Bed bugs, white men and Morocco during Ramadan: How to avoid being a know-it-all solo traveler.

No two travel experiences are alike, and I can say that my trip across the big pond is evidence of this. During my study abroad in Seville, Spain I took a solo weekend trip to Tangier, Morocco during Ramadan. I couldn’t believe it was literally 30 minutes from Spain, so I took advantage and hopped on a Ferry from Algeciras to Tangier. As easy as the trip seemed, it ended up being a hand full, as this two day trip ended up being the most expensive to both my time and my pocket. The best way to explain my trip is to break it down into 3 terms: bed bugs, The Old Medina and the old white man.


The Strait of Gibraltar

THE BED BUGS: While planning my trip, I had a small amount of Hostels that I could choose from for the “low low” ($). One that caught my eye on was “The Melting Pot Hostel. It was easy to find in the Old Medina and it had an amazing breakfast, decked out with fresh fruits, pancakes and Moroccan mint tea. I stayed in a mixed dorm with a 55-year-old German man named Johnny (more about Johnny later on, he’s quite the charmer). It wasn’t overly crowded and it was pretty quiet. Breakfast was definitely my favorite part about the hostel, but it is too bad that I did not read all of the reviews. After two nights I noticed a rash spread all over my body, and bed bug bites covered me from head to toe.  Needless to say, pay attention to reviews, as the most convenient option to your budget isn’t always the best one.


Moroccan Mint tea!

THE OLD MEDINA: I kept in mind that it was Ramadan and that I should dress more conservatively, especially when walking around The Old Medina. I also didn’t want to stick out too much, so before leaving Seville I bought a white shirt from H&M, harem pants, Birkenstocks and a scarf I could drape around my shoulders. I wore this for two days, and it served some of its purpose. I definitely dressed the part, but I still screamed tourist. It’s not only because of my brown skin, but I believe that I was not approached as much as others said I would be because of the way I dressed. People did still approach me, but it’s probably because I looked lost in the Old Medina.

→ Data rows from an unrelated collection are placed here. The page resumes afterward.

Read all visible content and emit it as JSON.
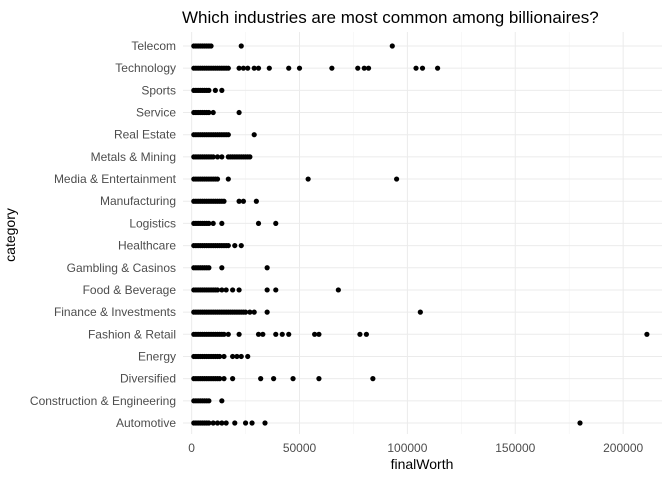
{
  "chart_data": {
    "type": "scatter",
    "title": "Which industries are most common among billionaires?",
    "xlabel": "finalWorth",
    "ylabel": "category",
    "xlim": [
      -4000,
      218000
    ],
    "x_ticks": [
      0,
      50000,
      100000,
      150000,
      200000
    ],
    "x_tick_labels": [
      "0",
      "50000",
      "100000",
      "150000",
      "200000"
    ],
    "grid": true,
    "legend": "none",
    "point_color": "#000000",
    "categories": [
      "Automotive",
      "Construction & Engineering",
      "Diversified",
      "Energy",
      "Fashion & Retail",
      "Finance & Investments",
      "Food & Beverage",
      "Gambling & Casinos",
      "Healthcare",
      "Logistics",
      "Manufacturing",
      "Media & Entertainment",
      "Metals & Mining",
      "Real Estate",
      "Service",
      "Sports",
      "Technology",
      "Telecom"
    ],
    "series": [
      {
        "category": "Automotive",
        "x": [
          1000,
          2000,
          3000,
          4000,
          5000,
          6000,
          7000,
          8000,
          10000,
          12000,
          14000,
          16000,
          20000,
          25000,
          28000,
          34000,
          180000
        ]
      },
      {
        "category": "Construction & Engineering",
        "x": [
          1000,
          2000,
          3000,
          4000,
          5000,
          6000,
          7000,
          8000,
          14000
        ]
      },
      {
        "category": "Diversified",
        "x": [
          1000,
          2000,
          3000,
          4000,
          5000,
          6000,
          7000,
          8000,
          9000,
          10000,
          11000,
          12000,
          13000,
          15000,
          19000,
          32000,
          38000,
          47000,
          59000,
          84000
        ]
      },
      {
        "category": "Energy",
        "x": [
          1000,
          2000,
          3000,
          4000,
          5000,
          6000,
          7000,
          8000,
          9000,
          10000,
          11000,
          12000,
          13000,
          15000,
          19000,
          21000,
          23000,
          26000
        ]
      },
      {
        "category": "Fashion & Retail",
        "x": [
          1000,
          2000,
          3000,
          4000,
          5000,
          6000,
          7000,
          8000,
          9000,
          10000,
          11000,
          12000,
          13000,
          14000,
          15000,
          17000,
          22000,
          31000,
          33000,
          39000,
          42000,
          45000,
          57000,
          59000,
          78000,
          81000,
          211000
        ]
      },
      {
        "category": "Finance & Investments",
        "x": [
          1000,
          2000,
          3000,
          4000,
          5000,
          6000,
          7000,
          8000,
          9000,
          10000,
          11000,
          12000,
          13000,
          14000,
          15000,
          16000,
          17000,
          18000,
          19000,
          20000,
          21000,
          22000,
          23000,
          24000,
          25000,
          27000,
          29000,
          35000,
          106000
        ]
      },
      {
        "category": "Food & Beverage",
        "x": [
          1000,
          2000,
          3000,
          4000,
          5000,
          6000,
          7000,
          8000,
          9000,
          10000,
          11000,
          12000,
          14000,
          16000,
          19000,
          22000,
          35000,
          39000,
          68000
        ]
      },
      {
        "category": "Gambling & Casinos",
        "x": [
          1000,
          2000,
          3000,
          4000,
          5000,
          6000,
          7000,
          8000,
          14000,
          35000
        ]
      },
      {
        "category": "Healthcare",
        "x": [
          1000,
          2000,
          3000,
          4000,
          5000,
          6000,
          7000,
          8000,
          9000,
          10000,
          11000,
          12000,
          13000,
          14000,
          15000,
          16000,
          17000,
          20000,
          23000
        ]
      },
      {
        "category": "Logistics",
        "x": [
          1000,
          2000,
          3000,
          4000,
          5000,
          6000,
          7000,
          8000,
          10000,
          14000,
          31000,
          39000
        ]
      },
      {
        "category": "Manufacturing",
        "x": [
          1000,
          2000,
          3000,
          4000,
          5000,
          6000,
          7000,
          8000,
          9000,
          10000,
          11000,
          12000,
          13000,
          14000,
          15000,
          22000,
          24000,
          30000
        ]
      },
      {
        "category": "Media & Entertainment",
        "x": [
          1000,
          2000,
          3000,
          4000,
          5000,
          6000,
          7000,
          8000,
          9000,
          10000,
          11000,
          12000,
          17000,
          54000,
          95000
        ]
      },
      {
        "category": "Metals & Mining",
        "x": [
          1000,
          2000,
          3000,
          4000,
          5000,
          6000,
          7000,
          8000,
          9000,
          10000,
          12000,
          14000,
          17000,
          18000,
          19000,
          20000,
          21000,
          22000,
          23000,
          24000,
          25000,
          26000,
          27000
        ]
      },
      {
        "category": "Real Estate",
        "x": [
          1000,
          2000,
          3000,
          4000,
          5000,
          6000,
          7000,
          8000,
          9000,
          10000,
          11000,
          12000,
          13000,
          14000,
          15000,
          16000,
          17000,
          29000
        ]
      },
      {
        "category": "Service",
        "x": [
          1000,
          2000,
          3000,
          4000,
          5000,
          6000,
          7000,
          8000,
          10000,
          22000
        ]
      },
      {
        "category": "Sports",
        "x": [
          1000,
          2000,
          3000,
          4000,
          5000,
          6000,
          7000,
          8000,
          11000,
          14000
        ]
      },
      {
        "category": "Technology",
        "x": [
          1000,
          2000,
          3000,
          4000,
          5000,
          6000,
          7000,
          8000,
          9000,
          10000,
          11000,
          12000,
          13000,
          14000,
          15000,
          16000,
          17000,
          22000,
          24000,
          26000,
          29000,
          31000,
          36000,
          45000,
          50000,
          65000,
          77000,
          80000,
          82000,
          104000,
          107000,
          114000
        ]
      },
      {
        "category": "Telecom",
        "x": [
          1000,
          2000,
          3000,
          4000,
          5000,
          6000,
          7000,
          8000,
          9000,
          23000,
          93000
        ]
      }
    ]
  }
}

The Hand of Fatima, a symbol of good luck, is common all over the city

The Old Medina is filled with so much history and beauty, and I wish I could’ve learned a lot more about it while I was there. Two days is not enough to take in the whole city. A lot of buildings and museums were closed for the holiday. When I go back, I’ll definitely check them out.

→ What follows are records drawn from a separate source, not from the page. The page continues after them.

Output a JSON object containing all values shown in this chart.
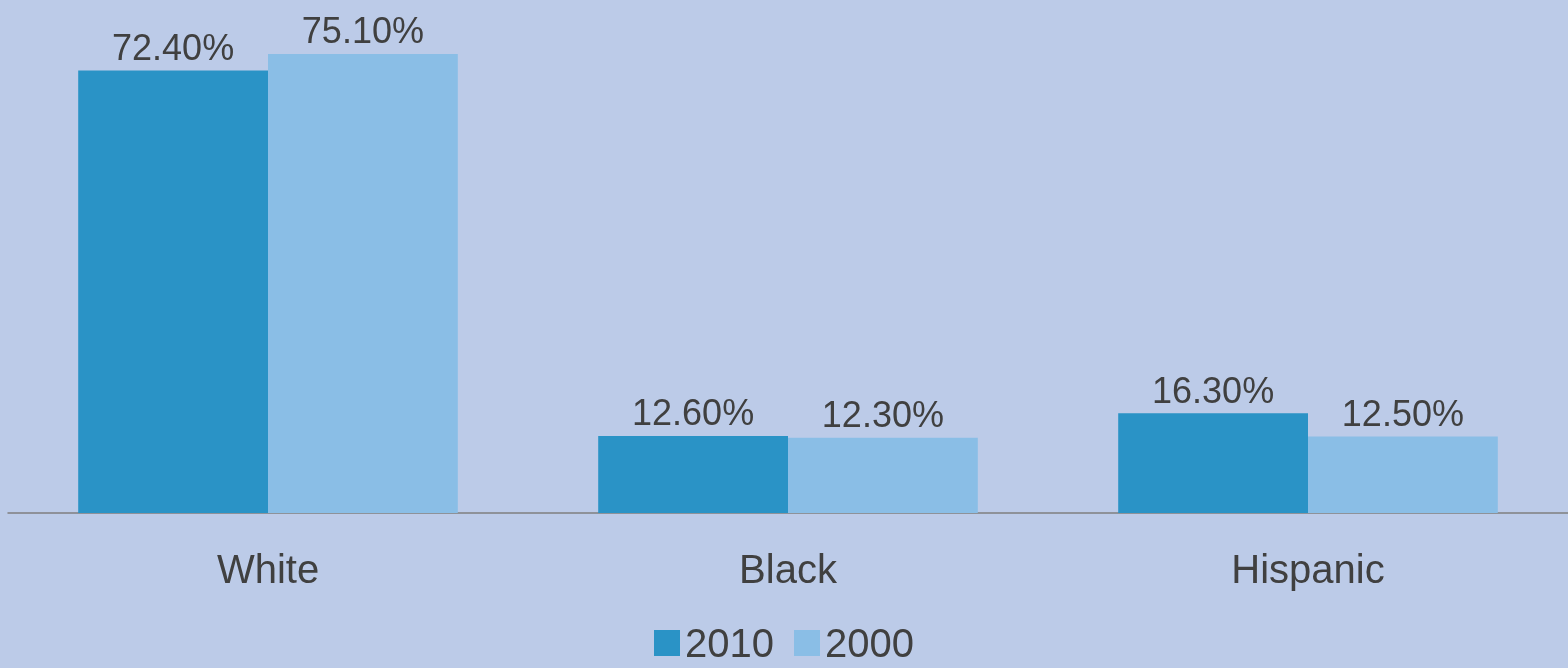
{
  "chart_data": {
    "type": "bar",
    "categories": [
      "White",
      "Black",
      "Hispanic"
    ],
    "series": [
      {
        "name": "2010",
        "color": "#2a93c6",
        "values": [
          72.4,
          12.6,
          16.3
        ],
        "value_labels": [
          "72.40%",
          "12.60%",
          "16.30%"
        ]
      },
      {
        "name": "2000",
        "color": "#8abee6",
        "values": [
          75.1,
          12.3,
          12.5
        ],
        "value_labels": [
          "75.10%",
          "12.30%",
          "12.50%"
        ]
      }
    ],
    "legend": "bottom"
  }
}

THE OLD WHITE MAN: I have always used mixed dorms, and have never had a problem with them. The worst experience I’ve had is probably seeing a bare ass at 4 o’clock in the morning in Bogota, but I would definitely put Johnny at the top of the list. One thing that threw me off was him rubbing his stomach and calling me a very pretty girl (yes dad, this happened). I took a few things from our conversations though. Johnny was not the biggest fan of the area, and constantly complained about people asking him if he wanted a tour around the city, if he could spare a euro or two, or if he wanted some hash. This led him to staying in the hostel for the rest of his trip, which probably didn’t help him enjoy it any more than he already was. Johnny should’ve known he was no longer in Germany. If you’re going to be a Johnny, then stay at home. Spare me and everyone else from creepy vibes, and negativity.

New Friends

A view of The Old Medina


THE CONCLUSION: Johnny asked me a question that really got me thinking; “what is it like for you to walk around the city alone?”. To answer his question, Tangier wasn’t what I was expecting and walking around alone in Tangier was a lot different than walking alone around Spain. Even though the countries are very close, they offer two contrasting realities. I thought of Camel rides and blue cities, and what I was met with is how people live extremely different than me. At first I wasn’t happy with my experience in Tangier, but looking back I think it was an important trip to take. Instead of complaining about being outside of my comfort zone, I should’ve looked deeper into why and how people live the way they do. When I return to Morocco, I think I’ll have a better idea of what to expect and how to interact with people. I’m looking forward to my next visit.